Il lavoro per combattere l’esclusione. Una ricetta che può valere anche per i 1.400 Rom che in Sardegna sono divisi fra tredici Comuni.

Programmi personalizzati per favorire, anche con l’accesso ai finanziamenti, l’avvio di un’attività imprenditoriale. Ma anche sostegno alle assunzioni, magari con degli sgravi fiscali. Un appello alle istituzioni per incoraggiare forme di collocamento professionale. Anche temporaneo come stage o lavoro socialmente utile. Sono alcuni degli interventi per aiutare l’integrazione della popolazione Rom.

Per superare le barriere che fermano inclusione e integrazione si è riunita mezza Europa: Spagna, Grecia, Portogallo, Slovenia, Malta, Italia, Romania, Bulgaria e Regno Unito. Da questi nove Paesi arrivano i partner del progetto Working Roma finanziato dall’Unione Europea: due anni di incontri, seminari, laboratori. E oggi a Cagliari è partita la conferenza finale con la presentazione di un manifesto per provare a trovare una soluzione – anche attraverso il lavoro – contro l’emarginazione. Per la Sardegna in campo l’Anci, l’associazione nazionale dei Comuni.

“La strategia vincente – ha detto Daniela Sitzia dell’Anci – è quella del lavoro in rete che condivida non solo risorse ma anche saperi. Abbiamo ancora i campi Rom che non rispondono al riconoscimento della dignità umana. Le direttive europee dicono che nel 2020 i campi rom debbano essere superati da altre forme di accoglienza e integrazione”.

Il manifesto di Working Roma sarà consegnato alla Commissione per l’occupazione e gli affari sociali del Parlamento europeo. La lotta alla discriminazione passa anche attraverso altri canali: campagne di sensibilizzazione per una maggiore divulgazione di messaggi positivi contro i pregiudizi. Ma anche partendo dalle esigenze base come istruzione e casa.
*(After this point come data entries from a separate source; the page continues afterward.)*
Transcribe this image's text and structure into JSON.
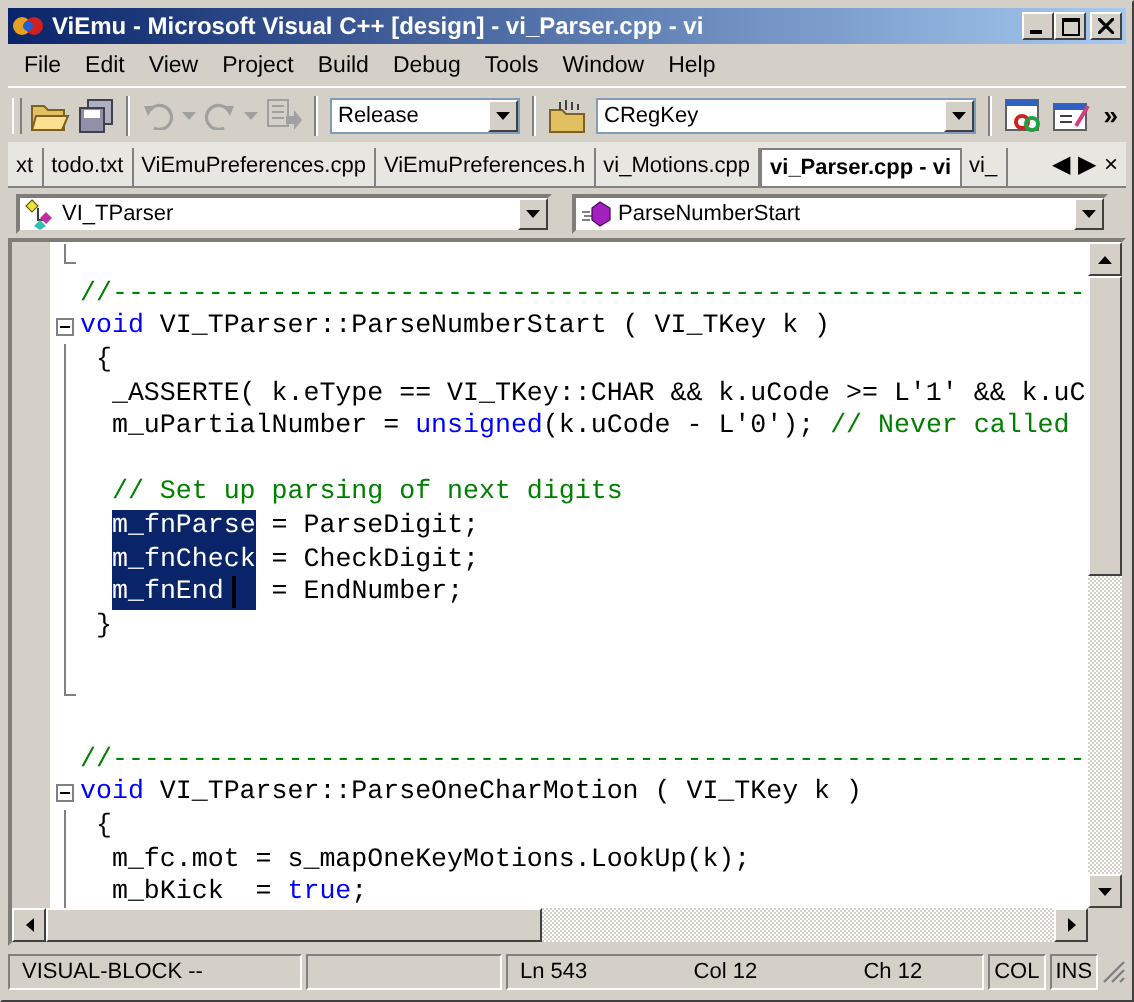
{
  "window": {
    "title": "ViEmu - Microsoft Visual C++ [design] - vi_Parser.cpp - vi"
  },
  "menu": [
    "File",
    "Edit",
    "View",
    "Project",
    "Build",
    "Debug",
    "Tools",
    "Window",
    "Help"
  ],
  "toolbar": {
    "undo_disabled": true,
    "redo_disabled": true,
    "configuration": "Release",
    "class_field": "CRegKey",
    "overflow": "»"
  },
  "tabs": [
    {
      "label": "xt",
      "selected": false
    },
    {
      "label": "todo.txt",
      "selected": false
    },
    {
      "label": "ViEmuPreferences.cpp",
      "selected": false
    },
    {
      "label": "ViEmuPreferences.h",
      "selected": false
    },
    {
      "label": "vi_Motions.cpp",
      "selected": false
    },
    {
      "label": "vi_Parser.cpp - vi",
      "selected": true
    },
    {
      "label": "vi_",
      "selected": false
    }
  ],
  "tab_controls": [
    "◀",
    "▶",
    "×"
  ],
  "navigation": {
    "type_combo": "VI_TParser",
    "member_combo": "ParseNumberStart"
  },
  "code_lines": [
    {
      "fold_end": true
    },
    {
      "segments": [
        {
          "kind": "comment",
          "text": "//-------------------------------------------------------------"
        }
      ]
    },
    {
      "fold_start": true,
      "segments": [
        {
          "kind": "keyword",
          "text": "void"
        },
        {
          "kind": "code",
          "text": " VI_TParser::ParseNumberStart ( VI_TKey k )"
        }
      ]
    },
    {
      "in_fold": true,
      "segments": [
        {
          "kind": "code",
          "text": " {"
        }
      ]
    },
    {
      "in_fold": true,
      "segments": [
        {
          "kind": "code",
          "text": "  _ASSERTE( k.eType == VI_TKey::CHAR && k.uCode >= L'1' && k.uC"
        }
      ]
    },
    {
      "in_fold": true,
      "segments": [
        {
          "kind": "code",
          "text": "  m_uPartialNumber = "
        },
        {
          "kind": "keyword",
          "text": "unsigned"
        },
        {
          "kind": "code",
          "text": "(k.uCode - L'0'); "
        },
        {
          "kind": "comment",
          "text": "// Never called"
        }
      ]
    },
    {
      "in_fold": true
    },
    {
      "in_fold": true,
      "segments": [
        {
          "kind": "comment",
          "text": "  // Set up parsing of next digits"
        }
      ]
    },
    {
      "in_fold": true,
      "segments": [
        {
          "kind": "selected",
          "text": "m_fnParse"
        },
        {
          "kind": "code",
          "text": " = ParseDigit;"
        }
      ]
    },
    {
      "in_fold": true,
      "segments": [
        {
          "kind": "selected",
          "text": "m_fnCheck"
        },
        {
          "kind": "code",
          "text": " = CheckDigit;"
        }
      ]
    },
    {
      "in_fold": true,
      "caret": true,
      "segments": [
        {
          "kind": "selected",
          "text": "m_fnEnd  "
        },
        {
          "kind": "code",
          "text": " = EndNumber;"
        }
      ]
    },
    {
      "in_fold": true,
      "segments": [
        {
          "kind": "code",
          "text": " }"
        }
      ]
    },
    {
      "in_fold": true
    },
    {
      "fold_end": true
    },
    {
      "gap_before": true,
      "segments": [
        {
          "kind": "comment",
          "text": "//-------------------------------------------------------------"
        }
      ]
    },
    {
      "fold_start": true,
      "segments": [
        {
          "kind": "keyword",
          "text": "void"
        },
        {
          "kind": "code",
          "text": " VI_TParser::ParseOneCharMotion ( VI_TKey k )"
        }
      ]
    },
    {
      "in_fold": true,
      "segments": [
        {
          "kind": "code",
          "text": " {"
        }
      ]
    },
    {
      "in_fold": true,
      "segments": [
        {
          "kind": "code",
          "text": "  m_fc.mot = s_mapOneKeyMotions.LookUp(k);"
        }
      ]
    },
    {
      "in_fold": true,
      "segments": [
        {
          "kind": "code",
          "text": "  m_bKick  = "
        },
        {
          "kind": "keyword",
          "text": "true"
        },
        {
          "kind": "code",
          "text": ";"
        }
      ]
    }
  ],
  "status_bar": {
    "mode": "VISUAL-BLOCK --",
    "line": "Ln 543",
    "column": "Col 12",
    "char": "Ch 12",
    "col_indicator": "COL",
    "ins_indicator": "INS"
  }
}
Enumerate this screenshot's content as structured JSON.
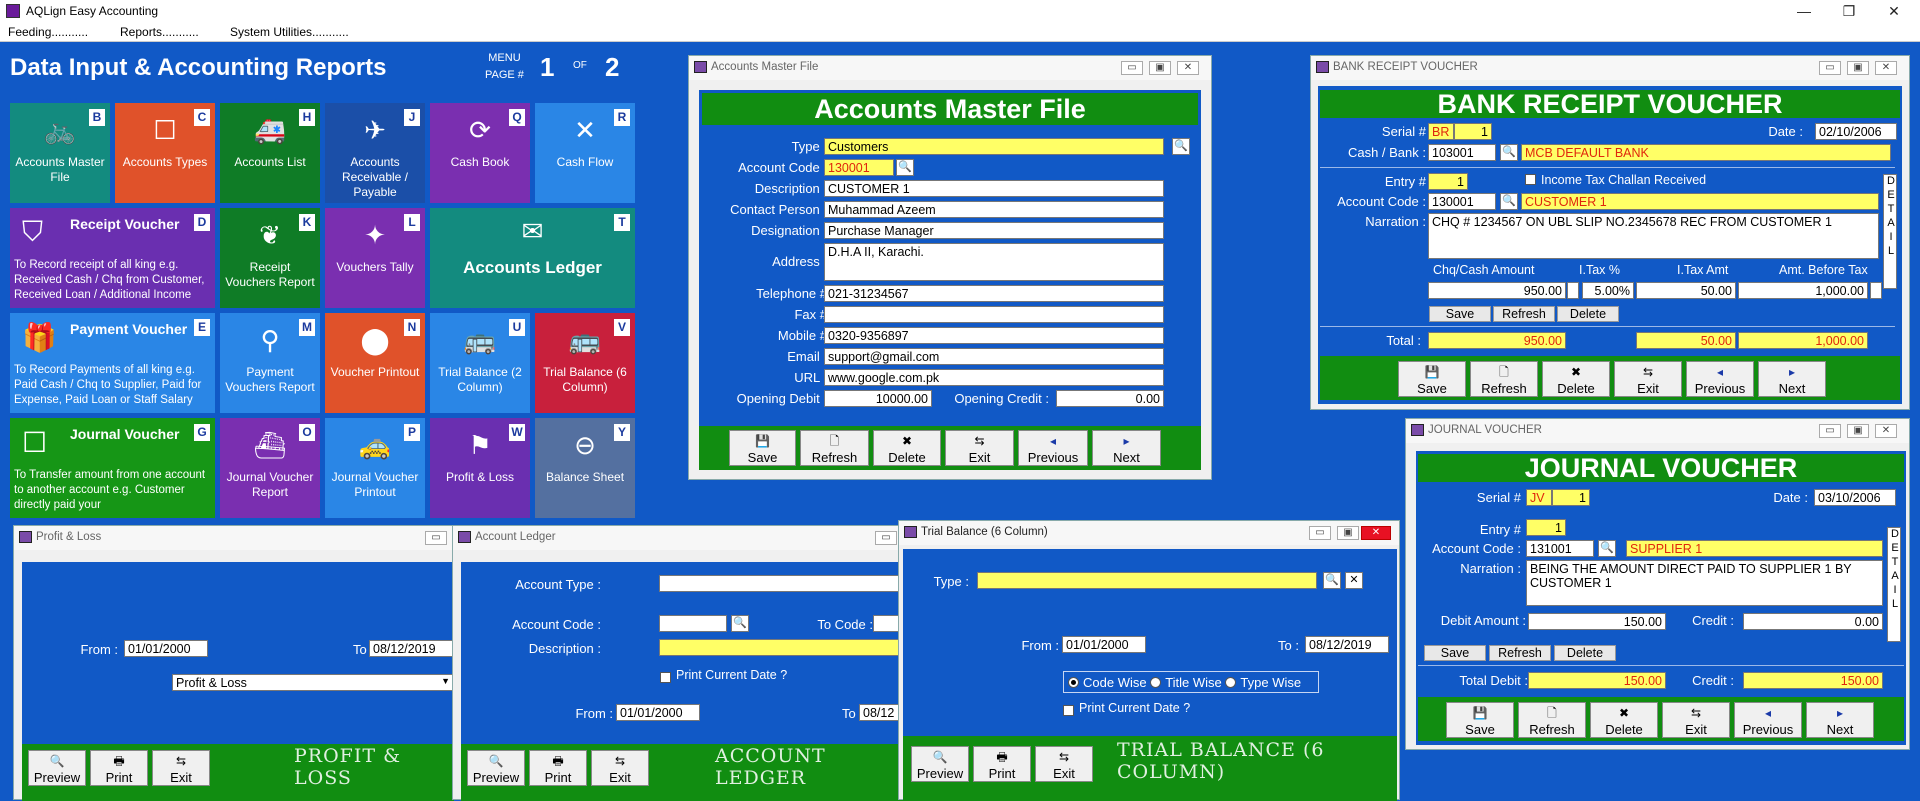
{
  "app": {
    "title": "AQLign Easy Accounting"
  },
  "menu": {
    "feeding": "Feeding...........",
    "reports": "Reports...........",
    "utilities": "System Utilities..........."
  },
  "header": {
    "title": "Data Input & Accounting Reports",
    "menu_label": "MENU",
    "page_label": "PAGE #",
    "page_current": "1",
    "of_label": "OF",
    "page_total": "2"
  },
  "tiles": [
    {
      "label": "Accounts Master File",
      "key": "B",
      "color": "#138b7f",
      "icon": "bicycle-icon",
      "glyph": "🚲"
    },
    {
      "label": "Accounts Types",
      "key": "C",
      "color": "#e0522a",
      "icon": "square-icon",
      "glyph": "☐"
    },
    {
      "label": "Accounts List",
      "key": "H",
      "color": "#0f7c26",
      "icon": "ambulance-icon",
      "glyph": "🚑"
    },
    {
      "label": "Accounts Receivable / Payable",
      "key": "J",
      "color": "#1b4fa8",
      "icon": "airplane-icon",
      "glyph": "✈"
    },
    {
      "label": "Cash Book",
      "key": "Q",
      "color": "#7a2fb0",
      "icon": "refresh-icon",
      "glyph": "⟳"
    },
    {
      "label": "Cash Flow",
      "key": "R",
      "color": "#2a86e6",
      "icon": "close-x-icon",
      "glyph": "✕"
    },
    {
      "title": "Receipt Voucher",
      "key": "D",
      "color": "#6a2fb0",
      "icon": "shield-icon",
      "glyph": "⛉",
      "desc": "To Record receipt of all king e.g. Received Cash / Chq from Customer, Received Loan / Additional Income"
    },
    {
      "label": "Receipt Vouchers Report",
      "key": "K",
      "color": "#0f7c26",
      "icon": "leaf-icon",
      "glyph": "❦"
    },
    {
      "label": "Vouchers Tally",
      "key": "L",
      "color": "#7a2fb0",
      "icon": "star-icon",
      "glyph": "✦"
    },
    {
      "label": "Accounts Ledger",
      "key": "T",
      "color": "#138b7f",
      "icon": "ledger-icon",
      "glyph": "✉"
    },
    {
      "title": "Payment Voucher",
      "key": "E",
      "color": "#2a86e6",
      "icon": "gift-icon",
      "glyph": "🎁",
      "desc": "To Record Payments of all king e.g. Paid Cash / Chq to Supplier, Paid for Expense, Paid Loan or Staff Salary"
    },
    {
      "label": "Payment Vouchers Report",
      "key": "M",
      "color": "#2a86e6",
      "icon": "bulb-icon",
      "glyph": "⚲"
    },
    {
      "label": "Voucher Printout",
      "key": "N",
      "color": "#e0522a",
      "icon": "circle-icon",
      "glyph": "⬤"
    },
    {
      "label": "Trial Balance (2 Column)",
      "key": "U",
      "color": "#2a86e6",
      "icon": "bus-icon",
      "glyph": "🚌"
    },
    {
      "label": "Trial Balance (6 Column)",
      "key": "V",
      "color": "#c8203c",
      "icon": "bus-icon",
      "glyph": "🚌"
    },
    {
      "title": "Journal Voucher",
      "key": "G",
      "color": "#169616",
      "icon": "page-icon",
      "glyph": "☐",
      "desc": "To Transfer amount from one account to another account e.g. Customer directly paid your"
    },
    {
      "label": "Journal Voucher Report",
      "key": "O",
      "color": "#7a2fb0",
      "icon": "ship-icon",
      "glyph": "⛴"
    },
    {
      "label": "Journal Voucher Printout",
      "key": "P",
      "color": "#2a86e6",
      "icon": "taxi-icon",
      "glyph": "🚕"
    },
    {
      "label": "Profit & Loss",
      "key": "W",
      "color": "#6a2fb0",
      "icon": "flag-icon",
      "glyph": "⚑"
    },
    {
      "label": "Balance Sheet",
      "key": "Y",
      "color": "#5470a0",
      "icon": "minus-circle-icon",
      "glyph": "⊖"
    }
  ],
  "accounts_master": {
    "window_title": "Accounts Master File",
    "heading": "Accounts Master File",
    "type_label": "Type :",
    "type": "Customers",
    "code_label": "Account Code :",
    "code": "130001",
    "desc_label": "Description :",
    "desc": "CUSTOMER 1",
    "contact_label": "Contact Person :",
    "contact": "Muhammad Azeem",
    "designation_label": "Designation :",
    "designation": "Purchase Manager",
    "address_label": "Address :",
    "address": "D.H.A II, Karachi.",
    "tel_label": "Telephone #",
    "tel": "021-31234567",
    "fax_label": "Fax #",
    "fax": "",
    "mobile_label": "Mobile #",
    "mobile": "0320-9356897",
    "email_label": "Email :",
    "email": "support@gmail.com",
    "url_label": "URL :",
    "url": "www.google.com.pk",
    "opening_debit_label": "Opening Debit :",
    "opening_debit": "10000.00",
    "opening_credit_label": "Opening Credit :",
    "opening_credit": "0.00"
  },
  "buttons": {
    "save": "Save",
    "refresh": "Refresh",
    "delete": "Delete",
    "exit": "Exit",
    "previous": "Previous",
    "next": "Next",
    "preview": "Preview",
    "print": "Print"
  },
  "bank_receipt": {
    "window_title": "BANK RECEIPT VOUCHER",
    "heading": "BANK RECEIPT VOUCHER",
    "serial_label": "Serial #",
    "serial_prefix": "BR",
    "serial": "1",
    "date_label": "Date :",
    "date": "02/10/2006",
    "cash_label": "Cash / Bank :",
    "cash_code": "103001",
    "cash_name": "MCB DEFAULT BANK",
    "entry_label": "Entry #",
    "entry": "1",
    "tax_challan": "Income Tax Challan Received",
    "code_label": "Account Code :",
    "code": "130001",
    "account_name": "CUSTOMER 1",
    "narration_label": "Narration :",
    "narration": "CHQ # 1234567 ON UBL SLIP NO.2345678 REC FROM CUSTOMER 1",
    "col_amount": "Chq/Cash Amount",
    "col_itax_pct": "I.Tax %",
    "col_itax_amt": "I.Tax Amt",
    "col_before_tax": "Amt. Before Tax",
    "amount": "950.00",
    "itax_pct": "5.00%",
    "itax_amt": "50.00",
    "before_tax": "1,000.00",
    "total_label": "Total :",
    "total_amount": "950.00",
    "total_itax": "50.00",
    "total_before": "1,000.00",
    "detail": "DETAIL"
  },
  "journal": {
    "window_title": "JOURNAL VOUCHER",
    "heading": "JOURNAL VOUCHER",
    "serial_label": "Serial #",
    "serial_prefix": "JV",
    "serial": "1",
    "date_label": "Date :",
    "date": "03/10/2006",
    "entry_label": "Entry #",
    "entry": "1",
    "code_label": "Account Code :",
    "code": "131001",
    "account_name": "SUPPLIER 1",
    "narration_label": "Narration :",
    "narration": "BEING THE AMOUNT DIRECT PAID TO SUPPLIER 1 BY CUSTOMER 1",
    "debit_label": "Debit Amount :",
    "debit": "150.00",
    "credit_label": "Credit :",
    "credit": "0.00",
    "total_debit_label": "Total Debit :",
    "total_debit": "150.00",
    "total_credit_label": "Credit :",
    "total_credit": "150.00",
    "detail": "DETAIL"
  },
  "profit_loss": {
    "window_title": "Profit & Loss",
    "from_label": "From :",
    "from": "01/01/2000",
    "to_label": "To :",
    "to": "08/12/2019",
    "report": "Profit & Loss",
    "heading": "PROFIT & LOSS"
  },
  "ledger": {
    "window_title": "Account Ledger",
    "type_label": "Account Type :",
    "code_label": "Account Code :",
    "to_code_label": "To Code :",
    "desc_label": "Description :",
    "print_date": "Print Current Date ?",
    "from_label": "From :",
    "from": "01/01/2000",
    "to_label": "To :",
    "to": "08/12",
    "heading": "ACCOUNT LEDGER"
  },
  "trial": {
    "window_title": "Trial Balance (6 Column)",
    "type_label": "Type :",
    "from_label": "From :",
    "from": "01/01/2000",
    "to_label": "To :",
    "to": "08/12/2019",
    "code_wise": "Code Wise",
    "title_wise": "Title Wise",
    "type_wise": "Type Wise",
    "print_date": "Print Current Date ?",
    "heading": "TRIAL BALANCE (6 COLUMN)"
  }
}
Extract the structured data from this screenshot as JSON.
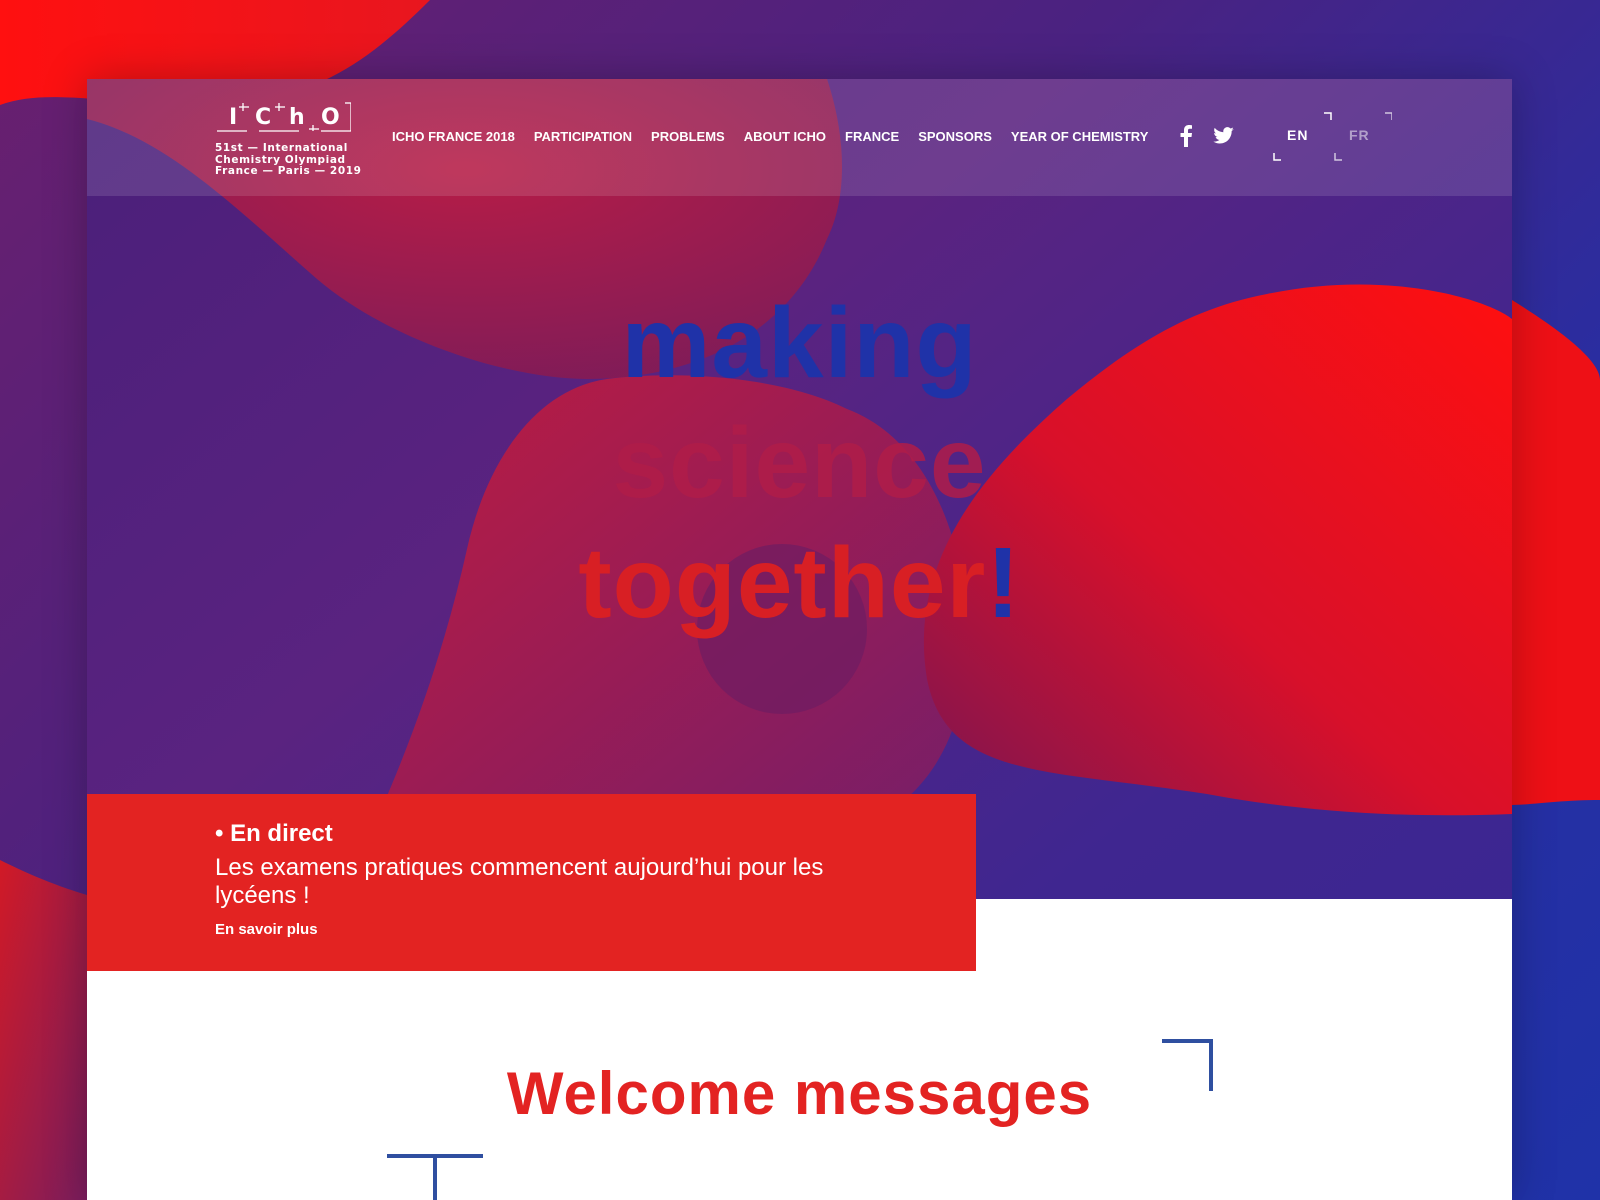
{
  "colors": {
    "accent_red": "#e32322",
    "deep_blue": "#1f32a8",
    "purple": "#5a2380",
    "white": "#ffffff"
  },
  "logo": {
    "letters": [
      "I",
      "C",
      "h",
      "O"
    ],
    "lines": [
      "51st — International",
      "Chemistry Olympiad",
      "France — Paris — 2019"
    ]
  },
  "nav": {
    "items": [
      {
        "label": "ICHO FRANCE 2018"
      },
      {
        "label": "PARTICIPATION"
      },
      {
        "label": "PROBLEMS"
      },
      {
        "label": "ABOUT ICHO"
      },
      {
        "label": "FRANCE"
      },
      {
        "label": "SPONSORS"
      },
      {
        "label": "YEAR OF CHEMISTRY"
      }
    ]
  },
  "social": {
    "facebook_icon": "facebook-icon",
    "twitter_icon": "twitter-icon"
  },
  "language": {
    "options": [
      "EN",
      "FR"
    ],
    "selected": "EN"
  },
  "hero": {
    "line1": "making",
    "line2": "science",
    "line3": "together",
    "line3_suffix": "!"
  },
  "news": {
    "title": "• En direct",
    "body": "Les examens pratiques commencent aujourd’hui pour les lycéens !",
    "link": "En savoir plus"
  },
  "welcome": {
    "title": "Welcome messages"
  }
}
Sul primo punto la proposta principale è quella di garantire un’adeguata offerta di formazione di qualità per contrastare il significativo abbandono precoce degli studi. Il manifesto chiede di favorire programmi per le ristrutturazione di immobili dismessi con piano abitativi all’interno delle comunità locali e non in spiazzi in periferia lontani da tutti.